И ещё одно — хотя жаловаться, поверьте, не в моём обыкновении. Недавно я длительное время лежал, весь израненный, на козьих шкурах в полутёмном сыром шалаше с кувшином воды и куском оленьего мяса у изголовья, а добрые мои йомены целыми днями рыскали по лесу в поисках пищи или другой какой добычи, и лишь вечерами, да и то не всегда, слышал я человеческие голоса.

Вас же, дорогой сэр, как сообщили мне смелые мои разведчики, окружают многие тома книг; слух ваш весь день услаждают звуки из деревянного ящика, а отрадой для взора служат туманные видения на стенке другого ящика. И у Вас есть любящие родители и неплохие соседи, а друзья не забывают Вашего дома.

Задумайтесь над моими словами, сэр.
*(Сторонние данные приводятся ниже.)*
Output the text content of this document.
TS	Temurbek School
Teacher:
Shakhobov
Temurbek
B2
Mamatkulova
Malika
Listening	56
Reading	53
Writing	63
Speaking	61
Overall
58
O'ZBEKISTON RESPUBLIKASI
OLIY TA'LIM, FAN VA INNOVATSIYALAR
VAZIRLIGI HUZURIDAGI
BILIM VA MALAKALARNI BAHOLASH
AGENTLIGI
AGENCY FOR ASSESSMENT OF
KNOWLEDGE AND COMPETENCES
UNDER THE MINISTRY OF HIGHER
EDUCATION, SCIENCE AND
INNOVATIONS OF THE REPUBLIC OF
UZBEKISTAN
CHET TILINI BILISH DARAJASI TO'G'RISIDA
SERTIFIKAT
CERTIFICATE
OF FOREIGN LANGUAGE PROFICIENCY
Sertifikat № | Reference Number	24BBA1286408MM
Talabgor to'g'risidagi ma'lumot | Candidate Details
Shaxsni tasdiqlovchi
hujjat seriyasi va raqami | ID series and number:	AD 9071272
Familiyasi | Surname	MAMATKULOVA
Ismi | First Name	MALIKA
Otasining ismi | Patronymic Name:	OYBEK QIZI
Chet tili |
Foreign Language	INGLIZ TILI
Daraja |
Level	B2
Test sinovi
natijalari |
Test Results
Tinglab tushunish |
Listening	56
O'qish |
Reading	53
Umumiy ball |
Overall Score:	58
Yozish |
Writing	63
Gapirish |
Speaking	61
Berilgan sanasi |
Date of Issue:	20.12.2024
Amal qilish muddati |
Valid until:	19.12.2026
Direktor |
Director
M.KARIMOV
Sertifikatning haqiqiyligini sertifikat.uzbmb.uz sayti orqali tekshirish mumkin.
Я старше Вас и желаю Вам только хорошего.

Не сообщаю своего адреса, ибо в Шервудском лесу ещё нет почтового отделения, и письма могут затеряться. Однако надеюсь на Ваше милостивое разрешение писать Вам еженедельно или даже чаще послания, которые, быть может, хоть в малой степени послужат улучшению Вашего настроения, а значит, и здоровья.

Чао, или пока, как говорят у нас в доброй старой Англии.

Ваш Р. Гуд».

2

Шура положил письмо на столик, придвинутый к кровати, и передёрнул плечами. А потом и покачал головой. Чепуха какая-то, сказал он самому себе. И ничего смешного... Ну, разве два-три слова... А «робин», оказывается, «малиновка» значит. Выходит, можно и так: Малинин-Шапкин. Двойная фамилия. А что? Есть же у них в классе Вольфсон-Нелидов? Они с Витькой хотели прийти сегодня. Интересно, кто из них написал? Надо будет в разговоре ввернуть что-нибудь о Робин Гуде и посмотреть на их лица... А может, Серёга? Он ведь лучше всех умеет таким книжным языком выкомаривать. Но и Маша тоже могла бы не хуже. Если б захотела, конечно... Так она ни разу и не пришла. А ведь обещала, ребята говорили. Никто, кажется, за язык не тянул. И без неё не заплачет. Но всё-таки можно хоть на минуту забежать? Конечно, у неё там всякие музыки и фигурное катание... Ну, и не надо, подумаешь... Вот был бы у него телефон не в коридоре, а в комнате, он сам бы звонил ей чуть не каждый день. Позвонил бы, изменил голос и сказал: «Алё, с вами говорят из Третьяковской галереи. Мы хотим сделать ваш портрет и повесить в главном зале...» Нет, это не очень смешно. Можно ещё посмешней придумать. Или просто: он звонит, она берёт трубку, а он говорит: «Пароход белый-беленький, чёрный дым над трубой...»—и всё. Она вешает трубку, а он опять звонит и опять говорит про пароход. И ещё... Только, он слышал, сейчас таких засекать научились, прямо со станции, и потом даже телефон выключают... А сюда дозвониться прямо невозможно, это все говорят. Конечно, потому что днём почти никого нет, а вечером Оскар Савельевич висит на телефоне. Мама уже несколько раз ему говорила, что так нельзя, а он всё равно. И главное, разговора-то никакого: всё время «угу» да «ага». Да и Раиса Андреевна тоже «не любит» поговорить. Но она зато хоть не такая ворчливая, а Оскар Савельевич почти не может без замечаний. Правда, всегда вежливо, но всё равно надоедает. То ноги не вытерли, то щётка не там стоит, а то в ванной долго моются или в умывальник зелёную тушь вылили... А кто вылил? Никто и не лил.